Wonderful. This would be a great contribution!
Parallelism is currently the most common label in the open issues, so I think there will be some action in this front soon. Maybe for 0.6.4(ish) something already.
Related: autonomio/talos#100 autonomio/talos#131
@mikkokotila I'm willing to help test new features if we get a branch going. I have multiple GPUs available to run model-data parallelism.
@awilliamson perfect and thanks. I will update here once I get started.
Have you had time to work on this yet?
@renatobellotti not yet, but I'm getting a new machine in the next week or so, which will be a great time to get started :)

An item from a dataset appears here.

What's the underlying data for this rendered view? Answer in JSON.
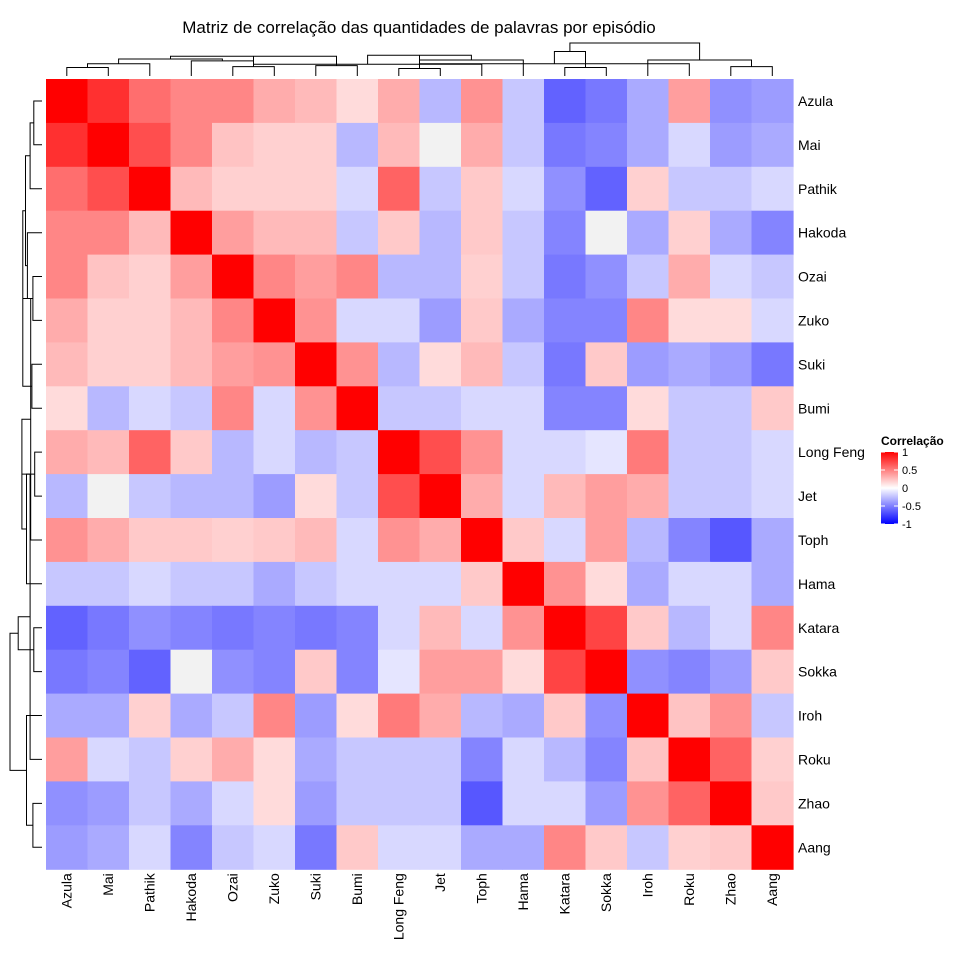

Excellent, glad to hear that! :)
I'd like to make a suggestion: Not everybody has access to GPU clusters and/or cloud infrastructure (privacy, independence of research etc.). Therefore, it'd be very valuable to go for a flexibel approach, allowing parallel execution on both CPU and GPU clusters. It seems to be possible to run Tensorflow sessions in parallel, perhaps this can be used in combination with a task queue library or so...

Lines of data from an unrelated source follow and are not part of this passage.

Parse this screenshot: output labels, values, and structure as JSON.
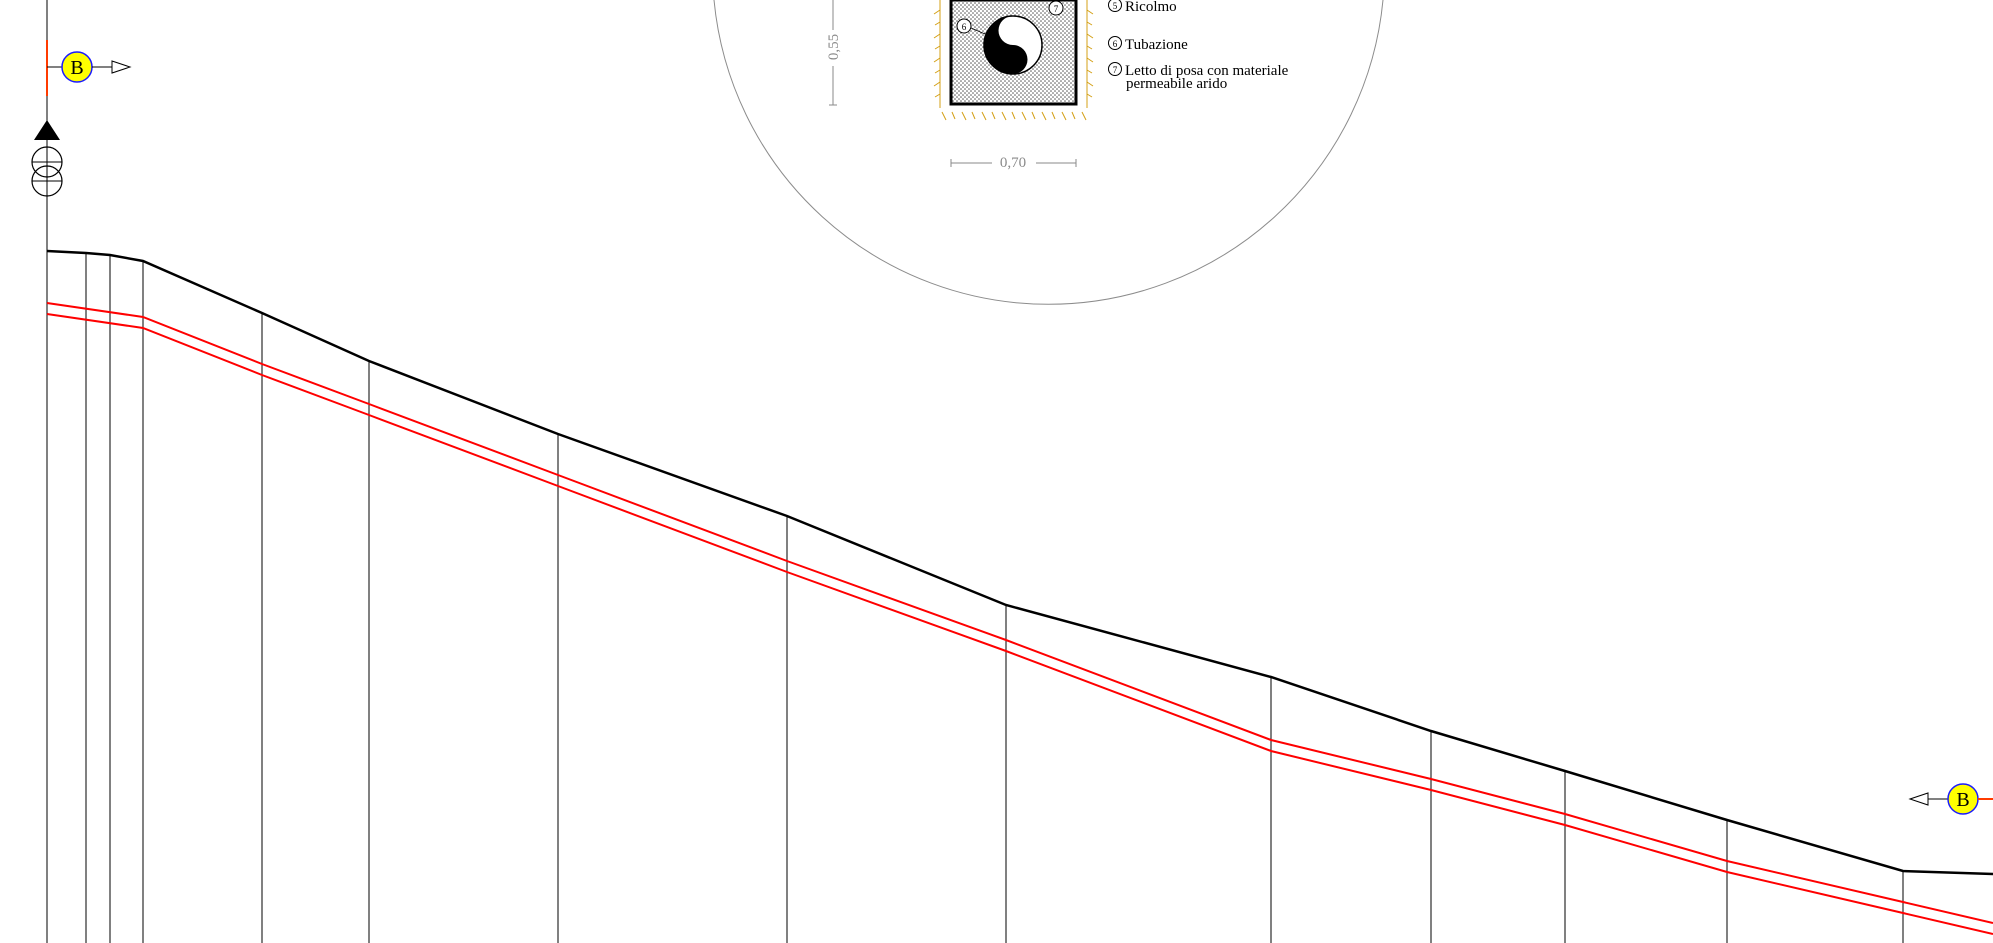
{
  "section_marker": {
    "letter": "B",
    "fill": "#ffff00",
    "ring": "#1a1aff",
    "tick": "#ff3b00"
  },
  "detail": {
    "legend": [
      {
        "num": "5",
        "text": "Ricolmo"
      },
      {
        "num": "6",
        "text": "Tubazione"
      },
      {
        "num": "7",
        "text": "Letto di posa con materiale",
        "text2": "permeabile arido"
      }
    ],
    "callouts": [
      "6",
      "7"
    ],
    "dim_height": "0,55",
    "dim_width": "0,70",
    "backfill_color": "#d4a017",
    "dim_color": "#8a8a8a"
  },
  "profile": {
    "ground_color": "#000000",
    "pipe_color": "#ff0000"
  }
}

I 100% agree with support for CPU multi-tenant parallelism. In fact, many common data science challenges run faster on CPU than high-end GPU (!?)
Another thought that came to me: Probably, the most flexible solution could be to implement the model training/evaluation tasks as jobs in a scheduling system, e. g. slurm. Then the user can provide information whether CPU/GPU nodes should be used etc.

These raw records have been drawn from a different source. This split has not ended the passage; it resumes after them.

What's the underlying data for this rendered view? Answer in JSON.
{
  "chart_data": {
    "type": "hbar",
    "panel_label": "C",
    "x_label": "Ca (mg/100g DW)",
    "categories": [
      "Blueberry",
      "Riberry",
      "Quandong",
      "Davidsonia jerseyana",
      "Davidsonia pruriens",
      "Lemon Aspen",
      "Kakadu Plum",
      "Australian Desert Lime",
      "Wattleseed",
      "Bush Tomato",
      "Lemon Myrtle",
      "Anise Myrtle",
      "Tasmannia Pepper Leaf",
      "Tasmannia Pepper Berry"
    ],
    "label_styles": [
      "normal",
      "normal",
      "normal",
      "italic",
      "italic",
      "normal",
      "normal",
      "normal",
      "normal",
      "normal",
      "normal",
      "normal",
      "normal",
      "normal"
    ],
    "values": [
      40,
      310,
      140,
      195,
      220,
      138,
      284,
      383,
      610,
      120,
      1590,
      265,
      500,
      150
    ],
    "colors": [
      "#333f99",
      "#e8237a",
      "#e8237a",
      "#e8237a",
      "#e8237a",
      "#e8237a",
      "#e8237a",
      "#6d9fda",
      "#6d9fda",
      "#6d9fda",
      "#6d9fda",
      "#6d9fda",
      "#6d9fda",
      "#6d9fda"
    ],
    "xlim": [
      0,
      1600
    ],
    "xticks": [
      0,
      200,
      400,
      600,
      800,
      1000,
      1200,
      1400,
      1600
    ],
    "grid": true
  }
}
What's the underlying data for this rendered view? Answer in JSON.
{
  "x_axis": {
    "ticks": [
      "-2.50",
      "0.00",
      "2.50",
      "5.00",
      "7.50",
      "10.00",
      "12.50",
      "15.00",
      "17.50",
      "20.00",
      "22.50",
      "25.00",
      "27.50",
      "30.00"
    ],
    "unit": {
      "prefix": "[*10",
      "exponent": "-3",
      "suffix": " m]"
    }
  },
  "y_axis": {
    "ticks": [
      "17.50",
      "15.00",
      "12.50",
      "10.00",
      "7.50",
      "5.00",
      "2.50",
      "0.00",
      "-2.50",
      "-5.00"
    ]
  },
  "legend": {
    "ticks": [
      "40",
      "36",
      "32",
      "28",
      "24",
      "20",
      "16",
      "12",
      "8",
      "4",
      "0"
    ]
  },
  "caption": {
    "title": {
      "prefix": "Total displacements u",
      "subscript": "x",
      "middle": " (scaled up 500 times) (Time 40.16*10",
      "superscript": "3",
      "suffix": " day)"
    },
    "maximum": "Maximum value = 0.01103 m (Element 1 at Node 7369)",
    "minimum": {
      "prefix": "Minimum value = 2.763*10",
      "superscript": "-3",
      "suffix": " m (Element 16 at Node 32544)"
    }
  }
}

Has there been any progress?
Another thought that came to me: Probably, the most flexible solution could be to implement the model training/evaluation tasks as jobs in a scheduling system, e. g. slurm. Then the user can provide information whether CPU/GPU nodes should be used etc.
I think connecting to something like slurm would be super useful!
Merging with autonomio/jako#10
Is there a way to perform different scan tasks in parallel?